韓国の余裕が日韓関係改善
領土問題で日韓関係は揺れ続けているが、ミクロの経済関係は進化しているようだ。知人の駐韓日本人外交官によれば、「韓国企業と日本企業の連携は高次元化しつつある」という。日本の技術や商社機能や潤沢な金融機能が、韓国の突破力あるマーケティングや商業化能力と合体して、(大宇建設と三井物産が北部アフリカ・モロッコ石炭火力発電所建設プロジェクトで手を結び、韓国ガス公社と三菱商事がインドネシアLNG生産基地建設のための投資協定を結んだ)新興国を中心に世界中で相乗効果を起こしている。伝えられている以上に日韓企業連携の効果は大きいようだ。
日韓の企業関係が進展する背景には韓国人の余裕あるマインドがあるという。この外交官も知人の韓国人経営者も「韓国が日本に対して自信を持っているくらいの間柄が、日韓関係にとって最も良い」という。韓国財界人の間には「そうは言ってもまだまだ日本にはかないません」「日本はもっとできるはずだから、もうちょっと頑張ってほしいなー」という反応が目立つという。「韓国が日本に追いつき追い越せの時代は悔しくて言えなかったセリフです」と言う。
韓国の財界人の多くは日本の高度成長期を知り、民度や技術の高さを熟知している。だからいまだに日本人の底力を脅威に感じ、グローバル企業も油断していない。サムソンの李会長は「日本のライバルの2倍の投資を続けてきた。追い越してからは、3倍の投資をして、二度と追いつかれないように引き離す努力をしている」と語っている。
厳しい過去を克服した成功体験
韓国の知人たちは、歴史的・地理的背景から韓国人が感じている切迫感とグローバルビジネスに臨むエネルギーの源を教えてくれた。「韓国パワーの源泉は『大国に挟まれていること』にある。歴史を振り返ると、列強である日本と中国が韓半島の領有を争った。常に侵略の危機を感じていた。米ソの代理戦争も行われた。今も北朝鮮と臨戦状態にある。第2次世界大戦、朝鮮戦争、IMF危機といった悲しい歴史を今でも各世代が覚えている。だから国民が共有する危機感の強さが他の国とは違う。そして、これらの悲劇から立ち上がってきた成功体験がある。それがやる気の源泉になっている」
韓国のもう一つのパワーの源は徴兵制だ。昔は政治家や財閥の子息には逃げ場があったが、今や有職者の子弟ほど徴兵制を逃れることはできないという。裕福に育っても、若いうちの一定期間、さまざまな背景で育った同世代と2年を超える集団生活を営む。そこでもちろん厳しい鍛錬が待ち受けている。韓国人男性の肉体的精神的な強さや連帯感はここで育まれるという。
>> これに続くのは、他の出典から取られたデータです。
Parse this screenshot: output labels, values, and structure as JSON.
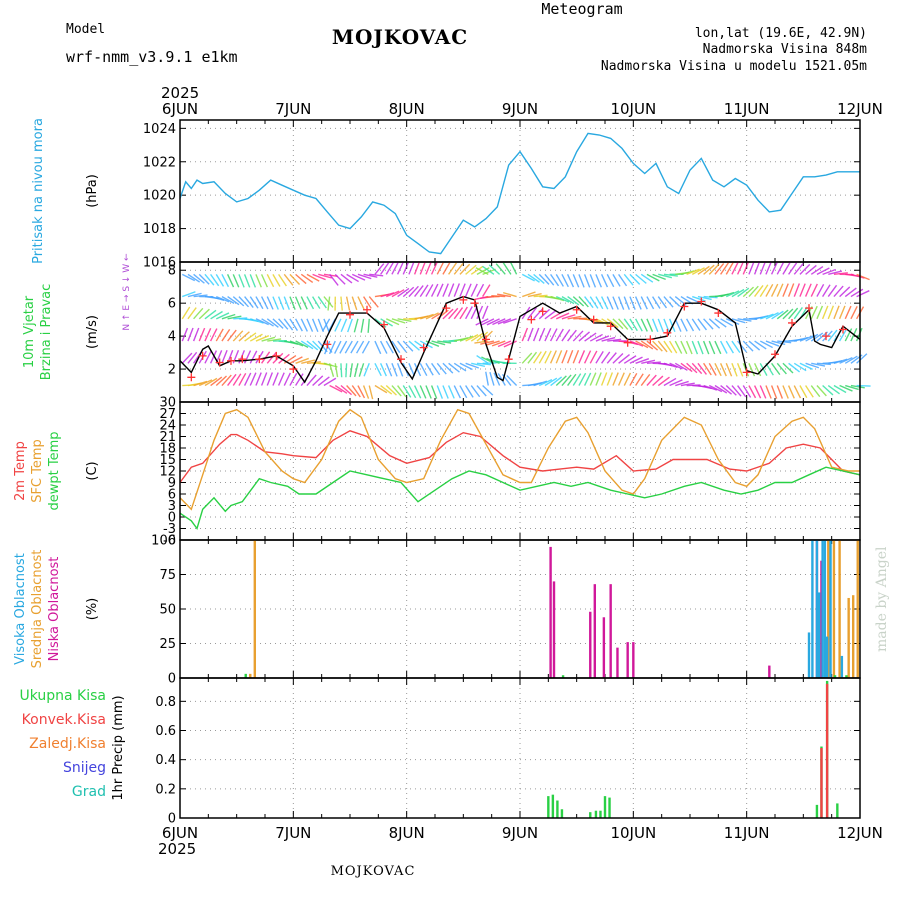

もちろん、韓国にも徴兵制に対する根強い反対論もあるし、嫌がる母子もいる。しかし、大多数の国民の支持を受ける。今も戦争状態という朝鮮半島の悲しい事実があるからだ。徴兵制が成り立つのも地理的な位置と歴史の経験が背景にあるのだ。過去の悲しい歴史と今の北朝鮮との臨戦状況が徴兵制を国民に納得させる。そして2年4カ月に及ぶ鍛錬で、世界中でどこでも生きていかれるたくましさが若者の中に生まれるという。
韓国企業は中国やインド、南米、ロシア、そしてアフリカまで幅広くグローバル展開に成功している。新興国の厳しい環境でも、日本企業を圧倒し、しっかり根を張り、活躍している企業が多い。その背景には各世代が厳しい現実を直視しそれをいまだに覚えていることがあるという。
韓国社会は競争が激しく、ストレスがあふれ、自殺者も多いが、ダイナミックなエネルギーで製造業からエンターテインメントまで国際展開に成功しつつある。島国として守られ、豊かな土壌と水資源にあふれる環境を享受してきたわが国とは緊張感が違う。
この韓国のパワフルさをうらやむ日本人経営者もいるが、実は、若者を中心とする韓国人はわが国の“緩さ”を高く評価している。
「頑張らなくてすむ今の日本の“緩さ”がつくり出すカルチャー(サイボーグのように完璧に育成されたK−POPアーティストではなく、どこのクラスにもいるような近づきやすさのAKB48のように)は、韓国人の癒やしになっている。余裕がないほど競争している韓国社会では生み出せないカルチャーが素晴らしい」
悲しく厳しい歴史を生き抜いてきた韓国人パワーに、日本人は太刀打ちできそうもない。したがって、“緩さ”で勝負するのが日本にとって得策かもしれない。